81-year-old Senate Minority Leader Mitch McConnell had a weird ass press conference Wednesday afternoon where he kind of shut down mid-sentence and stared off into the distance.
What in the world just happened here pic.twitter.com/3oOqSEhYLU
— Timothy Burke (@bubbaprog) July 26, 2023
Again, this man runs the Republicans in the Senate. He was born in 1942. His parents were teenagers when sliced bread was invented.
You can see him floating into the light for a second in this press conference. He was hearing the voice of his grandparents calling him to heaven hell.
Here’s what Texas Republican senator John Cornyn said about the incident:
“I support Sen. McConnell as long as he wants to serve as leader”.
What a very normal and regular government we are running here where a geriatric, sundowning soon-to-be corpse can visibly lose his life in the middle of a press conference and the rest of his political party all brush it under the rug as a typical day in the office.
Very cool and normal.
Earlier this year, Mitch McConnell fell and suffered a concussion and a rib injury.
There are NFL quarterbacks in their early 20s who suffer concussions and it alters the course of their careers.

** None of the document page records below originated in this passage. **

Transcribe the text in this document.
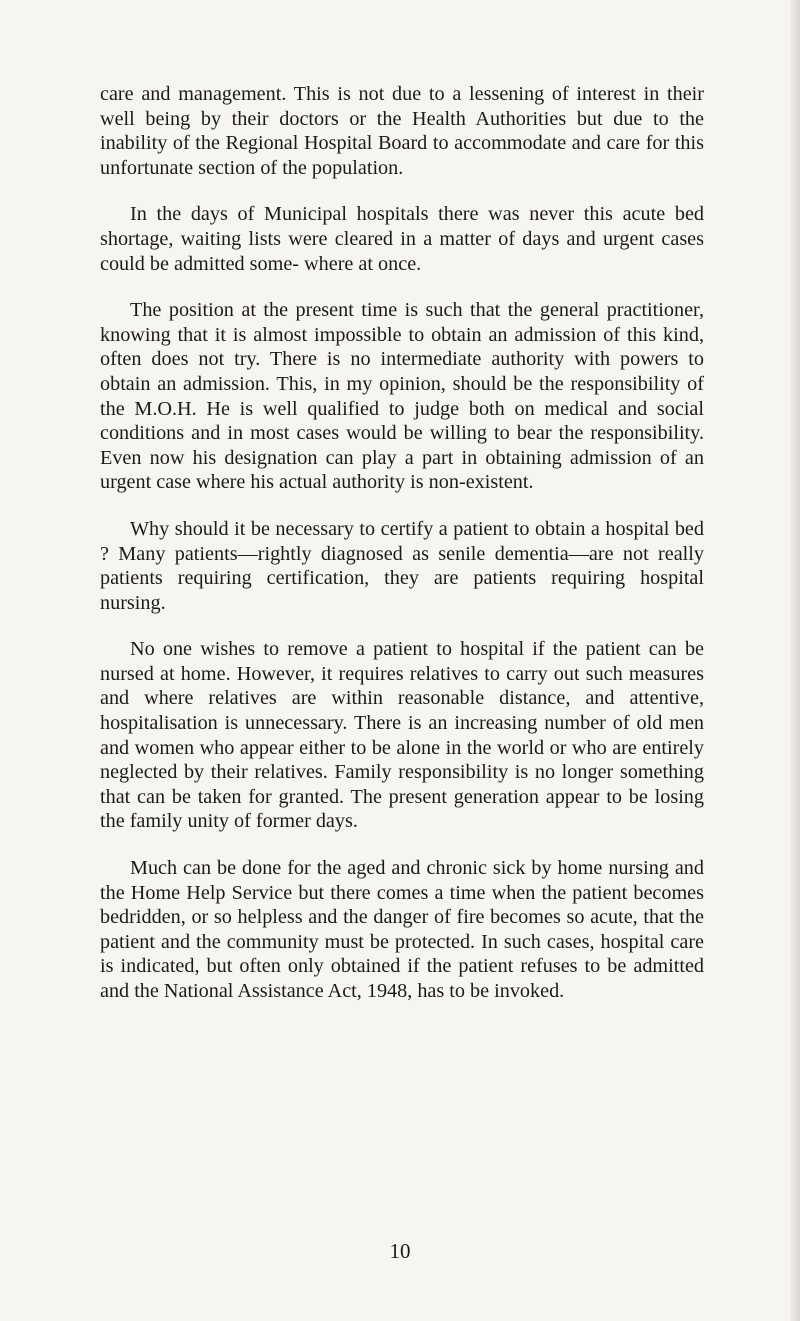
care and management. This is not due to a lessening of interest in their well being by their doctors or the Health Authorities but due to the inability of the Regional Hospital Board to accommodate and care for this unfortunate section of the population.

In the days of Municipal hospitals there was never this acute bed shortage, waiting lists were cleared in a matter of days and urgent cases could be admitted some- where at once.

The position at the present time is such that the general practitioner, knowing that it is almost impossible to obtain an admission of this kind, often does not try. There is no intermediate authority with powers to obtain an admission. This, in my opinion, should be the responsibility of the M.O.H. He is well qualified to judge both on medical and social conditions and in most cases would be willing to bear the responsibility. Even now his designation can play a part in obtaining admission of an urgent case where his actual authority is non-existent.

Why should it be necessary to certify a patient to obtain a hospital bed ? Many patients—rightly diagnosed as senile dementia—are not really patients requiring certification, they are patients requiring hospital nursing.

No one wishes to remove a patient to hospital if the patient can be nursed at home. However, it requires relatives to carry out such measures and where relatives are within reasonable distance, and attentive, hospitalisation is unnecessary. There is an increasing number of old men and women who appear either to be alone in the world or who are entirely neglected by their relatives. Family responsibility is no longer something that can be taken for granted. The present generation appear to be losing the family unity of former days.

Much can be done for the aged and chronic sick by home nursing and the Home Help Service but there comes a time when the patient becomes bedridden, or so helpless and the danger of fire becomes so acute, that the patient and the community must be protected. In such cases, hospital care is indicated, but often only obtained if the patient refuses to be admitted and the National Assistance Act, 1948, has to be invoked.

10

Mitch McConnell is an 81-year-old man who had a concussion and we’re all pretending he should continue to have one of the most important jobs in the entire world. Very regular and cool.
Earlier this year, 90-YEAR-OLD Democratic Senator, Dianne Feinstein, was out of work for months after catching shingles leading to brain swelling.
She was born in the 30’s. It’s almost the 30’s again.
These are the people deciding America’s future.
I hope by the time I turn 90, I’m dead.
But on the off chance I survive that long despite spending all of my time hunched over a tiny laptop with vape smoke coming out of my nose, I hope I’m not RUNNING THE FUCKING COUNTRY.
Mitch McConnell’s brain shut off in the middle of his work day and he’s just going back to work.
It’d be one thing if he shut down after going for a jog or something but nope, he shut down from trying to jog his own memory.
Remember when old people used to retire and move to Florida? Now, when you hit a certain age, you are required to move to DC and write legislation.
Look at the next presidential election. Joe Biden is 80. Donald Trump is 77. We are one flu away from all of the politicians dying within a week.
UPDATE: McConnell is back at the presser. pic.twitter.com/hrAdKXpAVX
— Frank Thorp V (@frankthorp) July 26, 2023
But shout out to Mitch McConnell coming back to the press conference after his staff helped him change his diaper in the back.
Glad he had this embarrassing moment before he dies soon. Our last memory of him will be the time he fainted standing up on television while peeing himself.
I’m keeping a bottle of champagne on ice as I wait for the McConnell death push notification. Everyone come thru for my Mitch is dead in a ditch party this weekend.
Randon Stray Thoughts:
- I’m allowed to say I’m praying for this man’s death, right? Eh, I make like 5 pennies a day from Ads. I don’t think I’m risking anything by saying I hope the man who helped accelerate the wealth gap in this country dies soon.
- As I write this, he is still actively trying to shut down social security and Medicaid. Die yesterday.